The battle opens with great fury. Achilles is about to kill Aeneas when Poseidon rescues the Trojan prince. Poseidon does so because Aeneas has been fated to be the sole survivor of the house of Priam. But, undaunted by divine interference of Poseidon, Achilles continues fighting, slaughtering many of the Trojans and sweeping through the field unchecked. Many Trojans die at his hands.
Book XX serves as an interlude before the aristeia of Achilles in Books XXI and XXII, which culminates in the death of Hektor. The council of the gods at the start of Book XX sets up the fighting (theomachy) between the pro-Greek and pro-Trojan deities that continue into Book XXI.
A much commented-on section of Book XX deals with Aeneas. Aeneas' fame today, of course, comes from Virgil's great epic, The Aeneid, which was modeled on Homer's works. Aeneas is introduced early on in the Iliad, but up until Book XX he plays only a minor role. In this book, his prominence serves only as a dramatic diversion whereby Homer delays the fight between Hector and Achilles.

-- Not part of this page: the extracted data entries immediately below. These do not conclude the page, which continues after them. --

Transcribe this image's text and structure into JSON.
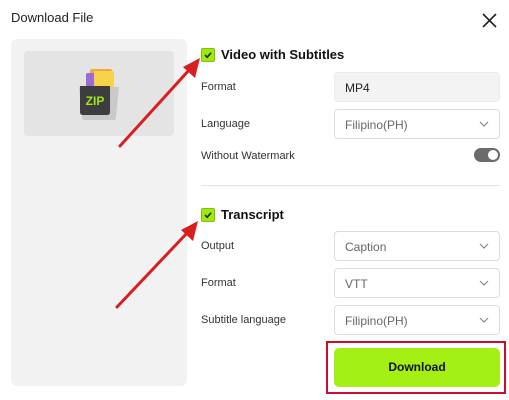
{
  "dialog": {
    "title": "Download File",
    "close_icon": "close-icon"
  },
  "preview": {
    "icon": "zip-archive-icon",
    "icon_text": "ZIP"
  },
  "video_section": {
    "checked": true,
    "heading": "Video with Subtitles",
    "format_label": "Format",
    "format_value": "MP4",
    "language_label": "Language",
    "language_value": "Filipino(PH)",
    "watermark_label": "Without Watermark",
    "watermark_enabled": true
  },
  "transcript_section": {
    "checked": true,
    "heading": "Transcript",
    "output_label": "Output",
    "output_value": "Caption",
    "format_label": "Format",
    "format_value": "VTT",
    "subtitle_language_label": "Subtitle language",
    "subtitle_language_value": "Filipino(PH)"
  },
  "download_label": "Download",
  "colors": {
    "accent": "#a4ef14",
    "annotation": "#d81e1e",
    "highlight_frame": "#c8102e"
  }
}
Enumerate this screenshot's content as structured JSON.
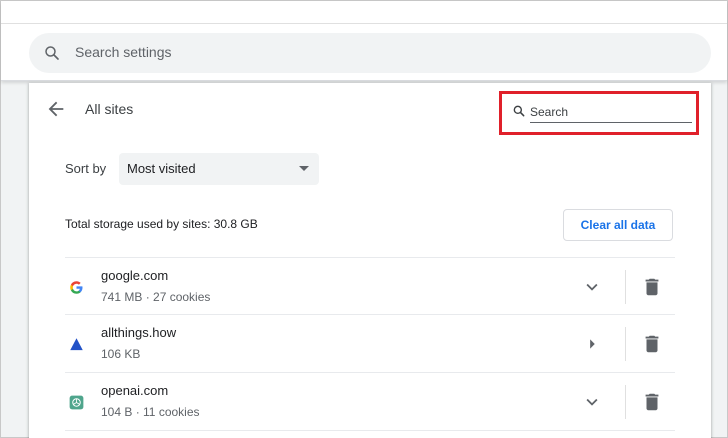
{
  "header": {
    "search_placeholder": "Search settings",
    "search_icon": "search-icon"
  },
  "page": {
    "title": "All sites",
    "back_icon": "arrow-back-icon",
    "site_search_placeholder": "Search"
  },
  "sort": {
    "label": "Sort by",
    "selected": "Most visited"
  },
  "storage": {
    "text": "Total storage used by sites: 30.8 GB",
    "clear_label": "Clear all data"
  },
  "sites": [
    {
      "name": "google.com",
      "meta": "741 MB · 27 cookies",
      "favicon": "google-favicon-icon",
      "expander": "chevron-down-icon"
    },
    {
      "name": "allthings.how",
      "meta": "106 KB",
      "favicon": "allthings-favicon-icon",
      "expander": "caret-right-icon"
    },
    {
      "name": "openai.com",
      "meta": "104 B · 11 cookies",
      "favicon": "openai-favicon-icon",
      "expander": "chevron-down-icon"
    }
  ],
  "colors": {
    "accent": "#1a73e8",
    "highlight": "#e0202a",
    "background": "#f1f3f4"
  }
}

At line 345, Poseidon prophesies that Aeneas will survive the battle. Ironically, because of Virgil, Poseidon's prophecy is true in a much greater way than Homer could possibly have intended: The Trojan survivor becomes one of the great epic heroes of world literature. One theory exists that the section on Aeneas was added to the Iliad to honor a Greek family that claimed descent from Aeneas. Whatever the validity of that idea, the Roman Empire eventually claimed Aeneas as its founder, through the Julian line. From that tradition, Virgil chose to create his epic character.
The aristeia of Achilles begins in the last part of Book XX and continues in the next two books.
theomachy a battle of the gods, frequently used in mythological traditions.
threshing floor floor or platform where seed was separated from a plant by striking the plant against the hard surface.